Recommendations to ASEAN

In collaboration with civil society, including migrant workers, to agree on respectful terminology to describe migrants and migration.

To support the ASEAN group on Standard Education Qualifications to raise awareness about portable educational qualifications and to develop recommendations for mutual recognition of qualifications.

To implement the recommendations from the 4th ASEAN Forum on Migrant Labour (Bali, 2011) especially the section on the “promotion of positive image, rights and dignity of migrant workers”.

To delay no longer in developing an ASEAN instrument on the implementation of the Declaration on Protection and Promotion of the Rights of Migrant workers that includes family members and complies with international human rights and labour standards.

To collect and disseminate accurate data on migration to inform social dialogues on different approaches to social cohesion and integration.
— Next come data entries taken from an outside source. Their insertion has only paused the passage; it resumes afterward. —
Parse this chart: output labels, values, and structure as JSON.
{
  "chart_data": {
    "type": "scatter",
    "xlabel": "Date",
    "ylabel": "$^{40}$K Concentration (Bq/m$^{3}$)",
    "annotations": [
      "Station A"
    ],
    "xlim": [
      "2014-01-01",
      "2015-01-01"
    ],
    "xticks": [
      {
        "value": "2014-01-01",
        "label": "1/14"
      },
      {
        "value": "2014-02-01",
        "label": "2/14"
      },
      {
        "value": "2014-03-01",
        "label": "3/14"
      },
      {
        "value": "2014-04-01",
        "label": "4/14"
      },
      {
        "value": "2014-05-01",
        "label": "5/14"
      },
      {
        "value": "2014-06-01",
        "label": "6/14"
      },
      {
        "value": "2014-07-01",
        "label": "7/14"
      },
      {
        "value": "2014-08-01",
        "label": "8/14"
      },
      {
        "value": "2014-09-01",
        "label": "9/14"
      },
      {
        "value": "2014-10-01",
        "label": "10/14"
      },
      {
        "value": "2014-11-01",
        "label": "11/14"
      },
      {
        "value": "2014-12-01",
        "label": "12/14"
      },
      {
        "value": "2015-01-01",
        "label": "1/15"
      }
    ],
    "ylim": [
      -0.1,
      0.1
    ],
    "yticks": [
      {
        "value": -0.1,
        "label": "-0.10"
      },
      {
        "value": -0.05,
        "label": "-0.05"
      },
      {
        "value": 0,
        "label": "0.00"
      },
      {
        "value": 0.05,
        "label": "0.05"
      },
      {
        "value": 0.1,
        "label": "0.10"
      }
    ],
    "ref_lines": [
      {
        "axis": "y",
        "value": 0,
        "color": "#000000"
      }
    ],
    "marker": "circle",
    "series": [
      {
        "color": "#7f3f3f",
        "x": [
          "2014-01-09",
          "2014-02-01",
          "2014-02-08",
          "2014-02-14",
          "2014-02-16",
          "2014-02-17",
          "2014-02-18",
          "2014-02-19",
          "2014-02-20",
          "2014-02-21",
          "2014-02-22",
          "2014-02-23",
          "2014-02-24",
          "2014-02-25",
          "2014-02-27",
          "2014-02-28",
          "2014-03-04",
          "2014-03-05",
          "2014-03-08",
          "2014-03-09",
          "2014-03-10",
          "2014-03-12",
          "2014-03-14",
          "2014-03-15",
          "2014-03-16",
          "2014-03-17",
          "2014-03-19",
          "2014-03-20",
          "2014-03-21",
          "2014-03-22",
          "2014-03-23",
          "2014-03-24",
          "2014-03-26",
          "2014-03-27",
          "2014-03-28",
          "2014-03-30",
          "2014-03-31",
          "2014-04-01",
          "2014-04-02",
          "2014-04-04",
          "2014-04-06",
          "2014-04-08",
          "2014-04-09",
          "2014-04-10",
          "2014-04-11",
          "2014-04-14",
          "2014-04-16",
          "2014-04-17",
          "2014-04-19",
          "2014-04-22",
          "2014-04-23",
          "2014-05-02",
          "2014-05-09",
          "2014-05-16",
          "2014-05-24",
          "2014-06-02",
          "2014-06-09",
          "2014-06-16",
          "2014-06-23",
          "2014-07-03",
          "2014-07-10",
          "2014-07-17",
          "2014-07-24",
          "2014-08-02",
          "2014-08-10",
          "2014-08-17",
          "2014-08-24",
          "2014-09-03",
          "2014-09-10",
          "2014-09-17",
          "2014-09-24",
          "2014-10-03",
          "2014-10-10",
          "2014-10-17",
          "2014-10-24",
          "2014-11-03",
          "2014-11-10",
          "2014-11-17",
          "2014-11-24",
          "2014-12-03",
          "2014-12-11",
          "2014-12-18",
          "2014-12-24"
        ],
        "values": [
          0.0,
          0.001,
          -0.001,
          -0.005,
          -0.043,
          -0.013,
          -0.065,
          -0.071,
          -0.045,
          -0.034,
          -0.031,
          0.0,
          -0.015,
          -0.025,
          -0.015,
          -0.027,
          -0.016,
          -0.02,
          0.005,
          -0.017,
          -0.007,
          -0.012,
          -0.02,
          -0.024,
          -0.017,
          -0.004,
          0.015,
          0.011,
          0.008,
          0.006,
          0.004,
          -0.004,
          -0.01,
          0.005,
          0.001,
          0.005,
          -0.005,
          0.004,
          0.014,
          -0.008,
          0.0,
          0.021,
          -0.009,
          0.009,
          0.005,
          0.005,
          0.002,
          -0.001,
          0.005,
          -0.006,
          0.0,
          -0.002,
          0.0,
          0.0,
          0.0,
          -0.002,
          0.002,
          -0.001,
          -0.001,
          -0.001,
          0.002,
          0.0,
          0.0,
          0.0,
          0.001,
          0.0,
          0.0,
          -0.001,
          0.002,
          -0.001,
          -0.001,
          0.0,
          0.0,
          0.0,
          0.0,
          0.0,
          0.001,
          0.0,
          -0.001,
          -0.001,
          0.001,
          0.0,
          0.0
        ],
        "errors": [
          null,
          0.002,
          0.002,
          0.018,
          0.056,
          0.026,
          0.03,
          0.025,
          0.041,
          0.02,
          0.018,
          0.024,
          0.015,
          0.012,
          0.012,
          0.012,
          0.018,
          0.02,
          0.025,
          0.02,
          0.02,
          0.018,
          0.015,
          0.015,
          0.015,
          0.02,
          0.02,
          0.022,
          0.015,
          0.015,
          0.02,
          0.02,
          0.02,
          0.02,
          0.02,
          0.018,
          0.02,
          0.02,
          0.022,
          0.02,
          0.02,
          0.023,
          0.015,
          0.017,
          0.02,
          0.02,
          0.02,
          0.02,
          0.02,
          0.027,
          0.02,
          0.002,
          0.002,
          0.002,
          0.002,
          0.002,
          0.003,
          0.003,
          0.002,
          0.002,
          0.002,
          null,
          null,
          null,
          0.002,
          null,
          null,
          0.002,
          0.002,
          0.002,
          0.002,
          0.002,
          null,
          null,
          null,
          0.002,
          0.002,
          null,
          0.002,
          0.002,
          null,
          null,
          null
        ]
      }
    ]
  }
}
Recommendations to Civil Society

Leaders of both host and migrant communities (trade unions, women leaders, religious leaders, community leaders etc) need to create common spaces for positive interactions between the host community and migrant communities.

Recommendations to Media

To ensure that media stories of migrants and migration issues do not contribute to discrimination and negative attitudes. Media coverage should never incite hatred, violence or degrade the dignity of migrants.

And finally, the Mekong Migration Network is pleased to announce that one of the practical outcomes of this symposium is that the MMN will embark on a project to create children’s books on migration in the Mekong.